An accomplished athlete, he competed in 100 triathlons, one marathon, seven half-marathons and more than 90 other races. He represented Canada three times at the Triathlon World Championships and once at the Aquathlon World Championships. Hockey and golf were lifelong passions, and shooting a hole in one fulfilled a childhood dream.
He earned respect from his peers for his keen journalistic eye, sense of fairness and quiet dignity. His life ended where it began: Quebec’s Eastern Townships, which he called “a marvellous, well-rooted place.” His best writing was collected in Newspapering: Fifty Years of Reporting from Canada and Around the World, published in 2020.

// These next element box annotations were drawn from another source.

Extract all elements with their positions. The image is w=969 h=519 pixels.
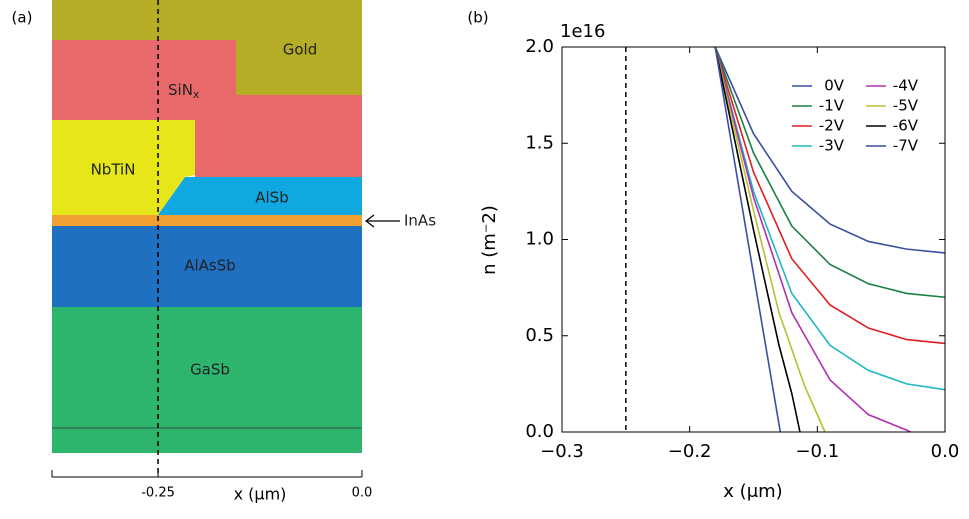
sin-layer [195, 95, 362, 178]
legend-label: -4V [893, 77, 919, 95]
legend-label: -1V [819, 97, 845, 115]
plot-frame [561, 46, 946, 433]
layer-subscript: x [193, 88, 200, 101]
layer-label: GaSb [190, 361, 230, 379]
legend-label: -7V [893, 137, 919, 155]
x-axis-label: x (μm) [234, 485, 287, 504]
y-tick-label: 1.5 [525, 132, 554, 153]
legend-label: -6V [893, 117, 919, 135]
x-tick-label: −0.2 [668, 441, 712, 462]
legend-label: 0V [824, 77, 845, 95]
data-line [714, 46, 826, 433]
layer-label: InAs [404, 212, 436, 230]
layer-stack [52, 0, 362, 453]
legend-label: -5V [893, 97, 919, 115]
alsb-layer [158, 177, 362, 215]
gold-layer [52, 0, 362, 40]
inas-layer [52, 215, 362, 226]
legend-label: -3V [819, 137, 845, 155]
data-line [714, 46, 946, 391]
x-tick-label: 0.0 [352, 486, 373, 501]
x-tick-label: -0.25 [141, 486, 175, 501]
layer-label: SiNx [168, 81, 200, 102]
layer-label: AlAsSb [184, 257, 236, 275]
legend-label: -2V [819, 117, 845, 135]
y-tick-label: 0.0 [525, 421, 554, 442]
alassb-layer [52, 226, 362, 307]
x-tick-label: −0.3 [540, 441, 584, 462]
data-line [714, 46, 911, 433]
panel-label: (b) [467, 9, 488, 27]
gasb-layer [52, 307, 362, 453]
offset-label: 1e16 [560, 21, 605, 42]
data-line [714, 46, 946, 299]
data-line [714, 46, 801, 433]
x-tick-label: −0.1 [795, 441, 839, 462]
data-line [714, 46, 946, 345]
layer-label: SiN [168, 81, 193, 99]
y-axis-label: n (m⁻2) [479, 205, 500, 275]
x-tick-label: 0.0 [931, 441, 960, 462]
data-line [714, 46, 946, 254]
arrow-head [365, 214, 375, 228]
y-tick-label: 0.5 [525, 325, 554, 346]
y-tick-label: 2.0 [525, 36, 554, 57]
layer-label: NbTiN [91, 161, 136, 179]
layer-label: AlSb [255, 189, 288, 207]
y-tick-label: 1.0 [525, 229, 554, 250]
layer-label: Gold [283, 41, 318, 59]
gold-layer [236, 40, 362, 95]
x-axis-label: x (μm) [723, 481, 782, 502]
data-line [714, 46, 782, 433]
nbtin-layer [52, 120, 195, 215]
panel-label: (a) [12, 9, 33, 27]
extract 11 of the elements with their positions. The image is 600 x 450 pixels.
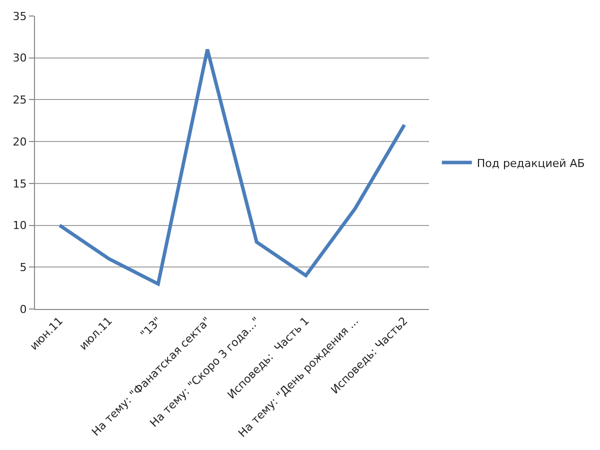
y-tick-label: 15 [12,177,27,190]
y-tick-label: 20 [12,135,27,148]
x-tick-label: "13" [138,314,164,341]
y-tick-label: 25 [12,94,27,107]
y-tick-label: 5 [20,260,27,274]
y-tick-label: 35 [12,10,27,23]
line-series [58,48,406,286]
y-tick-label: 10 [12,219,27,232]
y-tick-label: 30 [12,52,27,65]
legend-label: Под редакцией АБ [476,156,585,170]
y-tick-label: 0 [20,302,27,316]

The most important thing to him was family. He is survived by Pat, his wife of fifty-five years; his children David (Serafin LaRivière), Andrew (Libby Feutrill), Derek (Saleema Nawaz Webster), Gillian (Matt Levine) and Hilary (Jeremy Stafford); his eleven grandchildren Vivienne, Elinor, Rosalind, David, Elizabeth, Hazel, Henry, Nicky, Alistair, Kieren and Larkin; and his sister Maggie (Stuart Robertson). He is predeceased by his siblings Will, David and Ruth.
As Norman wrote on the passing of marathoner Terry Fox: “What is important is not to quit, not ever. What is important is the running, to run well and honestly and with as much human grace as possible – not forgetting, too, to take joy in the running, to laugh at life’s absurdities as well as weep at its cruelties.”
In lieu of flowers, donations can be made to Bishop’s University or the Fondation Massawippi Foundation.